To assess expression differences between 129 and [129xB6]F1 strains, we performed RNA-Seq on hippocampal RNA isolated from wildtype 129 and [129xB6]F1 mice at P24. Within the Dsm1 interval, RNA-Seq identified three genes, Nsun7, Bend4 and Gabra2, with significant expression differences between the 129 and [129xB6]F1 strains (Fig 2B, S1 Table). Nsun7 is a putative RNA methyltransferase that when mutated, leads to reduced sperm motility in humans and mice [9,10]. Bend4, or BEN domain containing 4, is of unknown function. Gabra2 encodes the GABAA receptor α2 subunit, which has previously been associated with addiction and dependence [1113]. Considering the importance of GABA signaling in epilepsy and reported dysfunction in GABAergic signaling in Dravet syndrome [1416], Gabra2 was identified as the top candidate modifier gene at Dsm1. Expression of Gabra2 was significantly elevated in wildtype 129 mice compared to [129XB6]F1 mice (Fig 2B).

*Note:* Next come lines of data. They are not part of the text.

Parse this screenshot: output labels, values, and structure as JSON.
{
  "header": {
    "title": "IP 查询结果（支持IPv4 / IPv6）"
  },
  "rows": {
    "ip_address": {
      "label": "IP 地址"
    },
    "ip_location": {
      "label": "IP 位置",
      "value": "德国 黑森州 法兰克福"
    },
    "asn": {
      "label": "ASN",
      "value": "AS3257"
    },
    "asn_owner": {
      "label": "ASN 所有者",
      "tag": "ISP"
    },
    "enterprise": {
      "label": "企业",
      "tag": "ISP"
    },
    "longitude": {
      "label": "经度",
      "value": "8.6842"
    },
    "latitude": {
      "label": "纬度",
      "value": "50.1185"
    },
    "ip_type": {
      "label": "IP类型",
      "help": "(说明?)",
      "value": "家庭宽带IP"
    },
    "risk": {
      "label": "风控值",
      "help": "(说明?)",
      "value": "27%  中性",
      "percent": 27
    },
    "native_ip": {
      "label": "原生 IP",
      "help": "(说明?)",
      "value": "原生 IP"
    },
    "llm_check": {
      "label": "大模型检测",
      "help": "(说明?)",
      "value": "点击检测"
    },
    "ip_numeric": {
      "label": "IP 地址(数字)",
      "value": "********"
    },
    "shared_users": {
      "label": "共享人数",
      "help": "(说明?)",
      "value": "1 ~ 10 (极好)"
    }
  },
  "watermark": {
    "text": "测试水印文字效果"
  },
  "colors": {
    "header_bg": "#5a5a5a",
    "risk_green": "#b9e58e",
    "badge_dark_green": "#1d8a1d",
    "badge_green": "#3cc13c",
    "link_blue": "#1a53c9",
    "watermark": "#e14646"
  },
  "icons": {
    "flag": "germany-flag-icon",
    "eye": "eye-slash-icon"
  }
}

Candidate Gene Expression Analysis

We further evaluated forebrain Gabra2 transcript and protein expression in ISC-D mice carrying homozygous 129/129, heterozygous 129/B6 or homozygous B6/B6 alleles in Dsm1. We used digital droplet RT-PCR (ddRT-PCR) to evaluate transcript expression of Gabra2, as well as expression of other GABAA receptor genes located within Dsm1, including Gabra4, Gabrb1 and Gabrg1. Gabra2 expression was significantly different between all genotypes (F2,15 = 206.4, p<0.0001). We observed the highest levels of Gabra2 transcript with homozygosity for 129 alleles in Dsm1, intermediate levels with heterozygosity, and the lowest levels with B6 homozygosity (Fig 3A). Transcript expression of the other Gabr genes in the interval did not differ between genotypes (S1 Fig). Relative GABRA2 protein expression determined by immunoblotting correlated with the transcript levels, showing the highest expression with homozygous 129 alleles in Dsm1, intermediate with heterozygous alleles, and lowest with B6 homozygosity (Fig 3B and 3C). These results demonstrate that the level of Gabra2 expression is regulated by alleles within the Dsm1 interval, and that high expression of Gabra2 is correlated with the protective allele for Scn1a+/- survival.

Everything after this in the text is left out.